Sit down. I have quite a story to tell you. As I told my sister about the events of the day, I found myself laughing at the sheer absurdity of it all. 6 months of believing I was dying. 6 months of backbreaking work to create something beautiful. 6 months of marriage to a man who was secretly counting down the days until he could cash in on my death.

Marsha, Kate said when I finished, her voice filled with horror and rage. I’m coming over right now. You shouldn’t be alone tonight. Actually, I said, walking out onto the front porch that Raiden had spun Isabella around on just hours earlier. I think being alone is exactly what I need right now.

The evening air was warm and sweet, carrying the scent of the jasmine I had planted around the porch when I thought I would never see it bloom. Now I would see it bloom every year for decades to come. My phone buzzed with a text message from Janet, my lawyer. Raiden’s bail hearing is set for tomorrow morning. I’ll have divorce papers ready by end of week.

Also, the insurance investigation found evidence of forged signatures. He’s looking at serious prison time. Another text came in. This one from Alicia at the IRS. Audit begins Monday. Based on what you sent me, he’ll owe at least $30,000 in back taxes plus penalties. And that’s just the beginning. A third text from Mr. Edison.
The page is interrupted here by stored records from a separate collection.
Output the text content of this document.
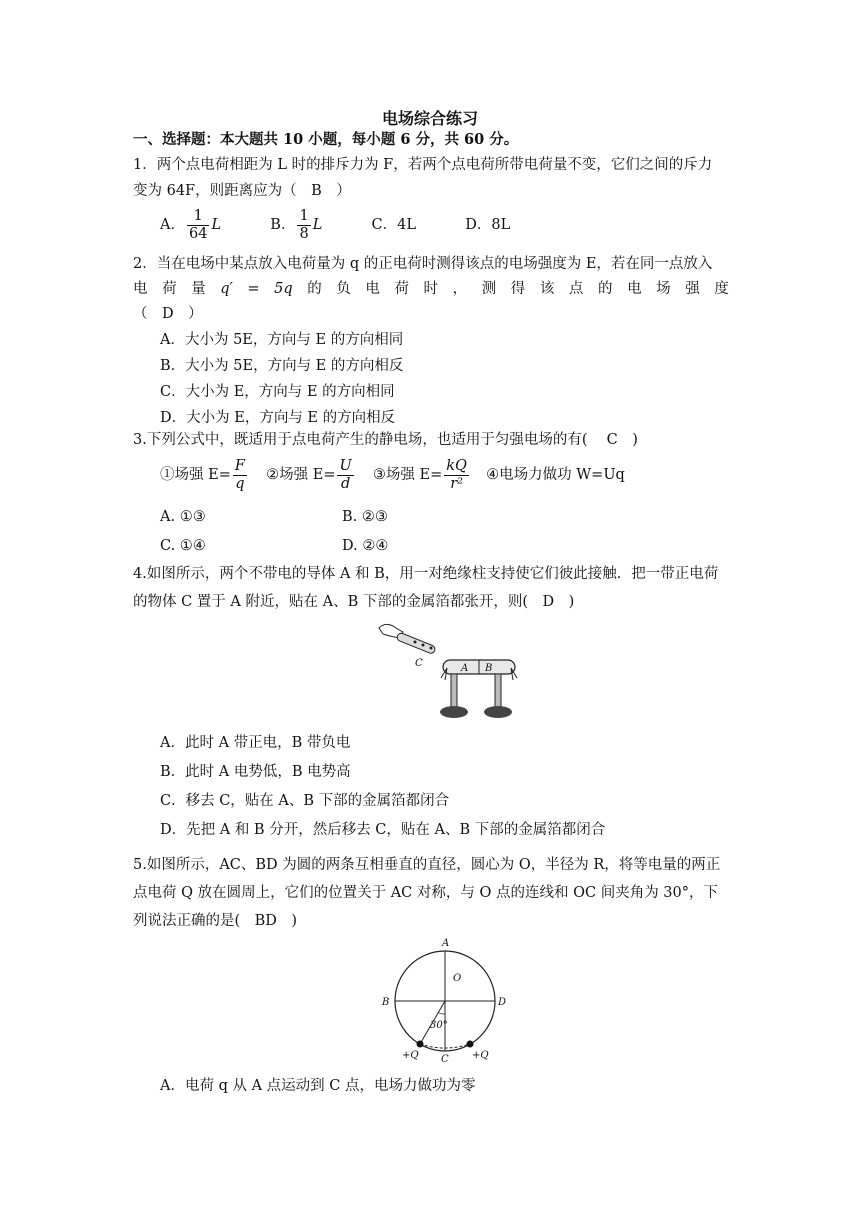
电场综合练习
一、选择题：本大题共 10 小题，每小题 6 分，共 60 分。
1．两个点电荷相距为 L 时的排斥力为 F，若两个点电荷所带电荷量不变，它们之间的斥力
变为 64F，则距离应为（　B　）
A． $\frac{1}{64}$ L	B． $\frac{1}{8}$ L	C．4L	D．8L
2．当在电场中某点放入电荷量为 q 的正电荷时测得该点的电场强度为 E，若在同一点放入
电 荷 量 q′ = 5q 的 负 电 荷 时 ， 测 得 该 点 的 电 场 强 度
（　D　）
A．大小为 5E，方向与 E 的方向相同
B．大小为 5E，方向与 E 的方向相反
C．大小为 E，方向与 E 的方向相同
D．大小为 E，方向与 E 的方向相反
3.下列公式中，既适用于点电荷产生的静电场，也适用于匀强电场的有(　 C　)
①场强 $E= \frac{F}{q}$ ②场强 $E= \frac{U}{d}$ ③场强 $E= \frac{kQ}{\text{r²}}$ ④电场力做功 W=Uq
A. ①③	B. ②③
C. ①④	D. ②④
4.如图所示，两个不带电的导体 A 和 B，用一对绝缘柱支持使它们彼此接触．把一带正电荷
的物体 C 置于 A 附近，贴在 A、B 下部的金属箔都张开，则(　D　)
C	A B
A．此时 A 带正电，B 带负电
B．此时 A 电势低，B 电势高
C．移去 C，贴在 A、B 下部的金属箔都闭合
D．先把 A 和 B 分开，然后移去 C，贴在 A、B 下部的金属箔都闭合
5.如图所示，AC、BD 为圆的两条互相垂直的直径，圆心为 O，半径为 R，将等电量的两正
点电荷 Q 放在圆周上，它们的位置关于 AC 对称，与 O 点的连线和 OC 间夹角为 30°，下
列说法正确的是(　BD　)
A
O
B	D
30°
+Q	+Q
C
A．电荷 q 从 A 点运动到 C 点，电场力做功为零
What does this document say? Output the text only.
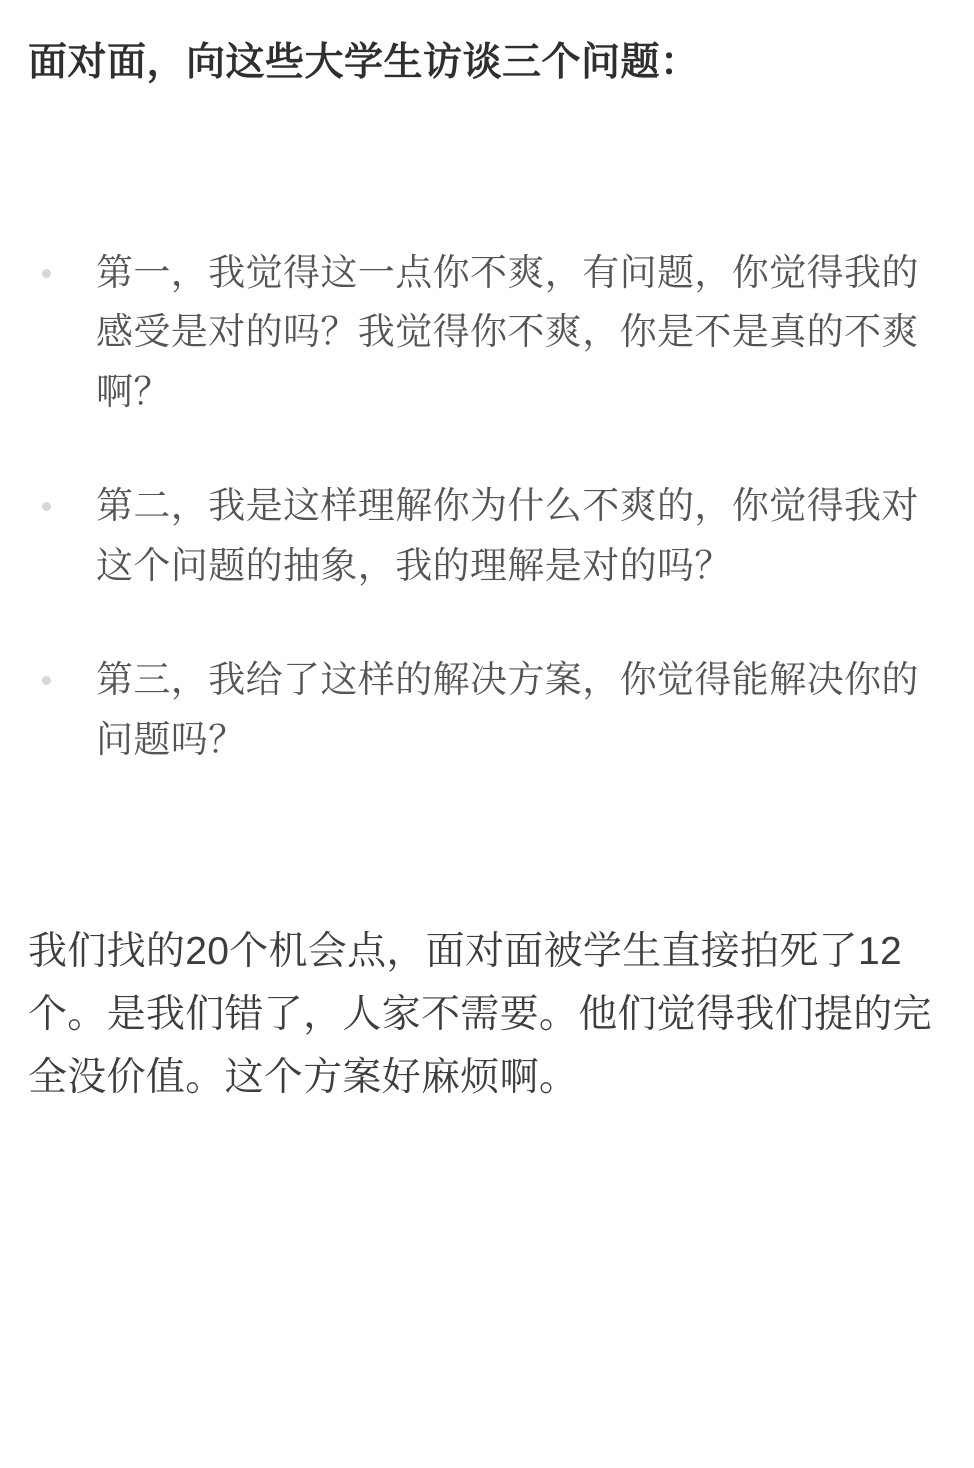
面对面，向这些大学生访谈三个问题：

第一，我觉得这一点你不爽，有问题，你觉得我的感受是对的吗？我觉得你不爽，你是不是真的不爽啊？
第二，我是这样理解你为什么不爽的，你觉得我对这个问题的抽象，我的理解是对的吗？
第三，我给了这样的解决方案，你觉得能解决你的问题吗？

我们找的20个机会点，面对面被学生直接拍死了12个。是我们错了，人家不需要。他们觉得我们提的完全没价值。这个方案好麻烦啊。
Raiden’s been terminated effective immediately. Company pressing charges for theft. Thank you for bringing this to our attention. I put the phone away and sat down on the porch swing I had hung myself using YouTube tutorials and determination when Raiden claimed he was too busy to help. The swing faced west toward the sunset, and I rocked gently as the sky turned brilliant shades of orange and pink.
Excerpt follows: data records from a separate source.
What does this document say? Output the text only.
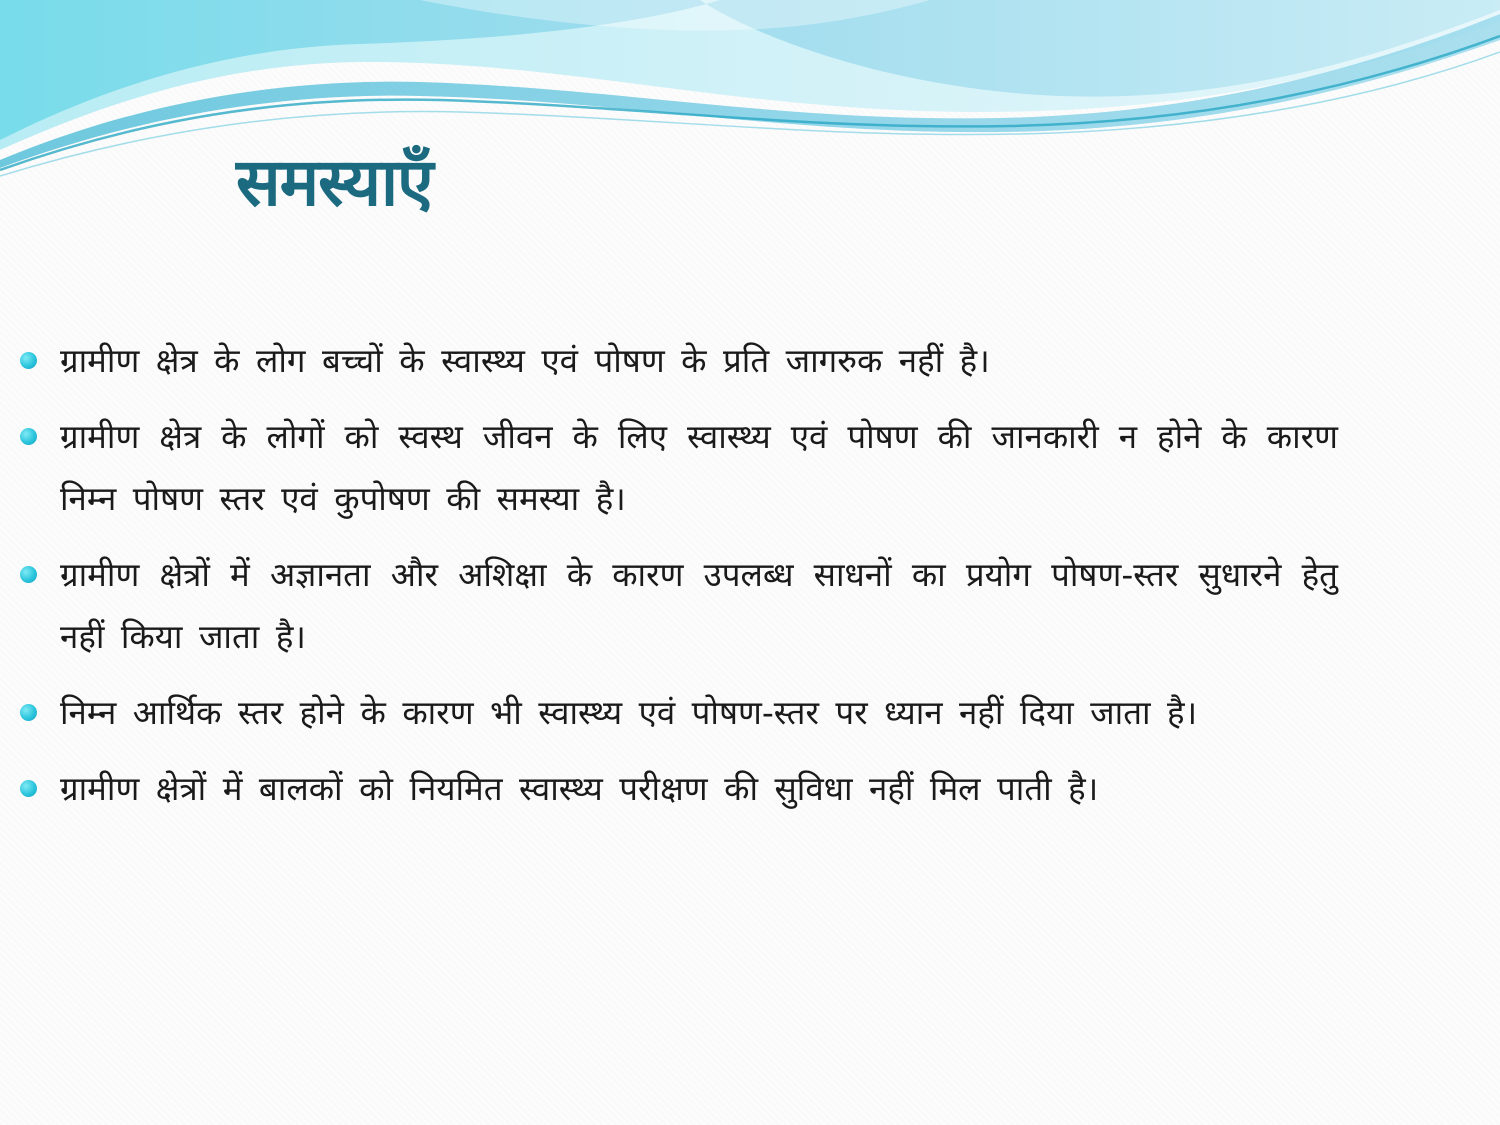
समस्याऍं
ग्रामीण क्षेत्र के लोग बच्चों के स्वास्थ्य एवं पोषण के प्रति जागरुक नहीं है।
ग्रामीण क्षेत्र के लोगों को स्वस्थ जीवन के लिए स्वास्थ्य एवं पोषण की जानकारी न होने के कारण निम्न पोषण स्तर एवं कुपोषण की समस्या है।
ग्रामीण क्षेत्रों में अज्ञानता और अशिक्षा के कारण उपलब्ध साधनों का प्रयोग पोषण-स्तर सुधारने हेतु नहीं किया जाता है।
निम्न आर्थिक स्तर होने के कारण भी स्वास्थ्य एवं पोषण-स्तर पर ध्यान नहीं दिया जाता है।
ग्रामीण क्षेत्रों में बालकों को नियमित स्वास्थ्य परीक्षण की सुविधा नहीं मिल पाती है।
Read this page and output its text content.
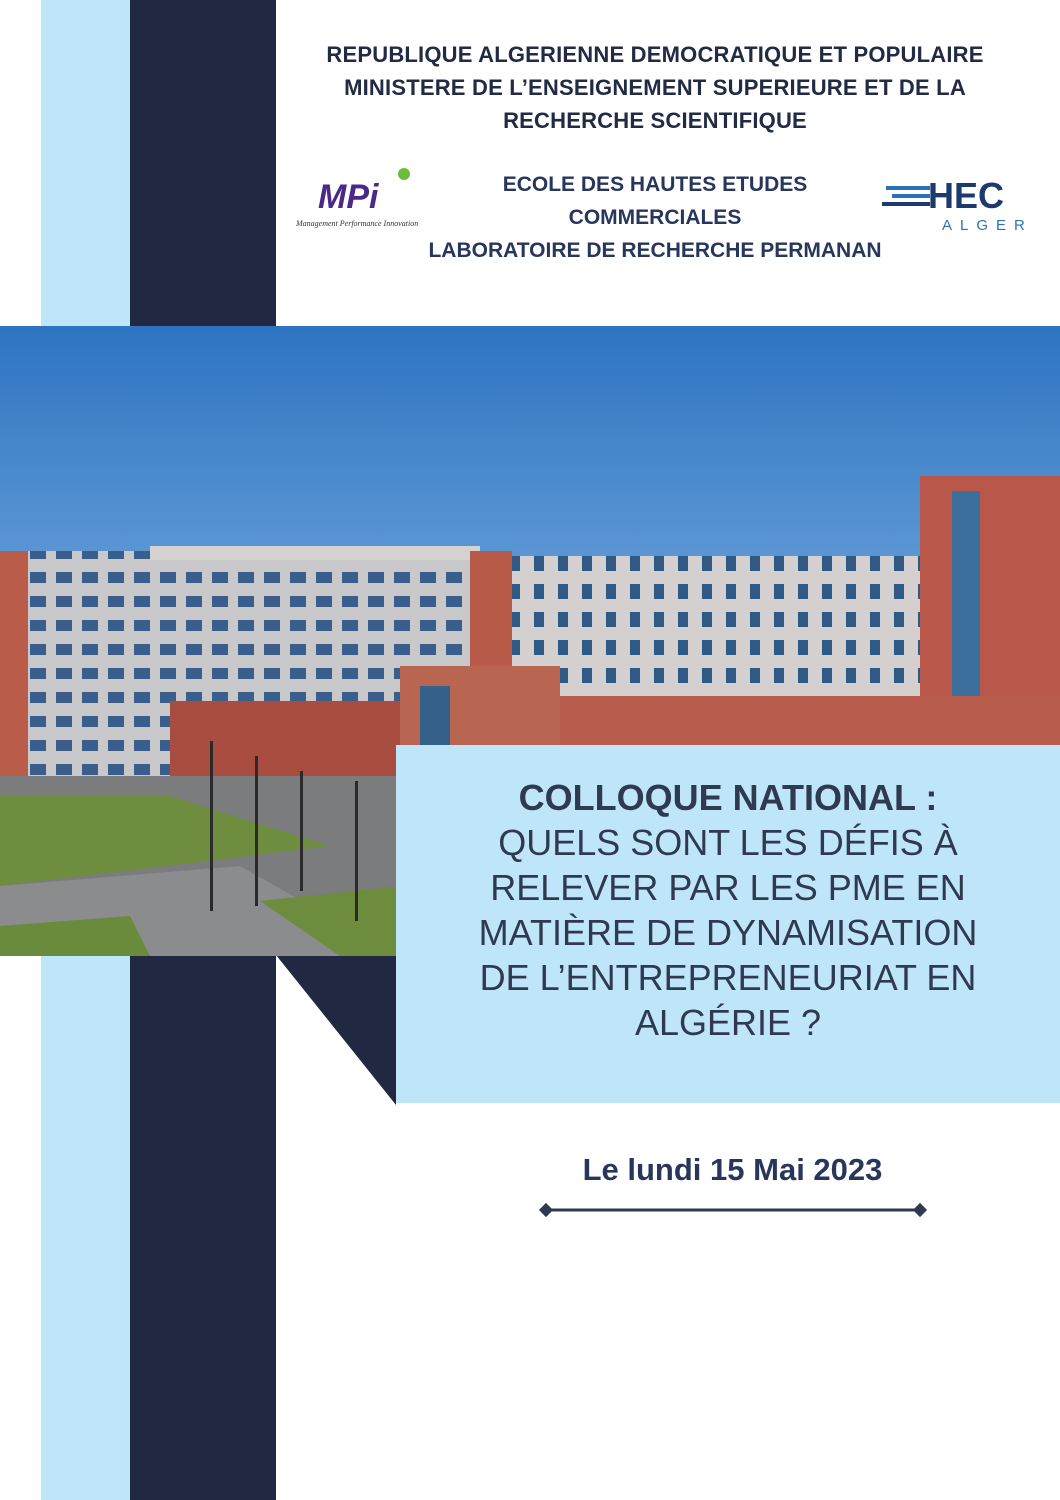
REPUBLIQUE ALGERIENNE DEMOCRATIQUE ET POPULAIRE
MINISTERE DE L’ENSEIGNEMENT SUPERIEURE ET DE LA
RECHERCHE SCIENTIFIQUE
MPi
Management Performance Innovation
ECOLE DES HAUTES ETUDES
COMMERCIALES
LABORATOIRE DE RECHERCHE PERMANAN
HEC
ALGER
COLLOQUE NATIONAL :
QUELS SONT LES DÉFIS À
RELEVER PAR LES PME EN
MATIÈRE DE DYNAMISATION
DE L’ENTREPRENEURIAT EN
ALGÉRIE ?
Le lundi 15 Mai 2023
Tomorrow I would start my new life. I would wake up in the house I built, in the bed I chose, surrounded by the beauty I created with my own hands. I would drink coffee from the kitchen I designed, take a shower in the bathroom I renovated, and walk on the floors I refinished. And Raiden would wake up in a jail cell facing fraud charges, insurance investigation, IRS audit, unemployment, and divorce proceedings that would leave him with nothing but legal bills and regret.
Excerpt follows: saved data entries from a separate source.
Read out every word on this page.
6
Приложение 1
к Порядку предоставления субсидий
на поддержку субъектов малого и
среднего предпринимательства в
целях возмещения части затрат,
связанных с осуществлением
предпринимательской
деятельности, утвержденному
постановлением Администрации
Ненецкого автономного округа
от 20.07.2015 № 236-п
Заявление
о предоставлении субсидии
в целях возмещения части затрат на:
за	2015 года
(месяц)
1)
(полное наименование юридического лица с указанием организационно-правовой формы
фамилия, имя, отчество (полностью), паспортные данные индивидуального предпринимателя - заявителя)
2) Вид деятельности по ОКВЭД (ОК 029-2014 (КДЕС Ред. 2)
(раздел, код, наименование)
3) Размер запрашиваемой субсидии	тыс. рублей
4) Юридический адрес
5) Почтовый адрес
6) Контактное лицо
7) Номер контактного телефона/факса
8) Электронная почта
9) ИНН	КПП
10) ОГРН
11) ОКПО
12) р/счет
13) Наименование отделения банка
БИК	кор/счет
The poetic justice was almost too perfect to believe. As the last light faded from the sky, I made myself a promise. I would never again build my life around the fear of losing it. I would never again pour my energy into creating something beautiful for someone else to enjoy. This house, this magnificent house I had built with my dying hands would be mine alone.

Every room I had renovated while racing against time. Every detail I had perfected while believing I was terminal. Every beautiful thing I had created out of love and desperation, all of it belonged to me now. I was 34 years old. I was healthy. I was free. And I was sitting in a house worth half a million dollars that I owned entirely debt-free.

While the man who had tried to steal it from me faced the consequences of his betrayal. The house I built to be my monument had become something even better. It had become my fortress, my sanctuary, my new beginning. I pulled out my phone one more time and opened a new text message to Dr. Evander. Thank you for the mixup.

It saved my life in more ways than one. Then I went inside, locked the door that Raiden would never have keys to again, and began planning the rest of my long, beautiful, healthy life. In the morning, I would call a contractor about installing a security system. Not because I was afraid, but because I had something worth protecting now, myself.

The house around me settled into comfortable silence. the sound of a home that was finally truly mine. Outside, the jasmine bloomed in the darkness, filling the air with sweetness I was no longer dying to smell. I had built this house with my own hands, believing it would be my legacy. Instead, it had become my rebirth. And that was a much better story than the one Raiden had been writing for me.

I smiled in the darkness of my beautiful, perfect, revenge-built home. And for the first time in six months, I slept peacefully.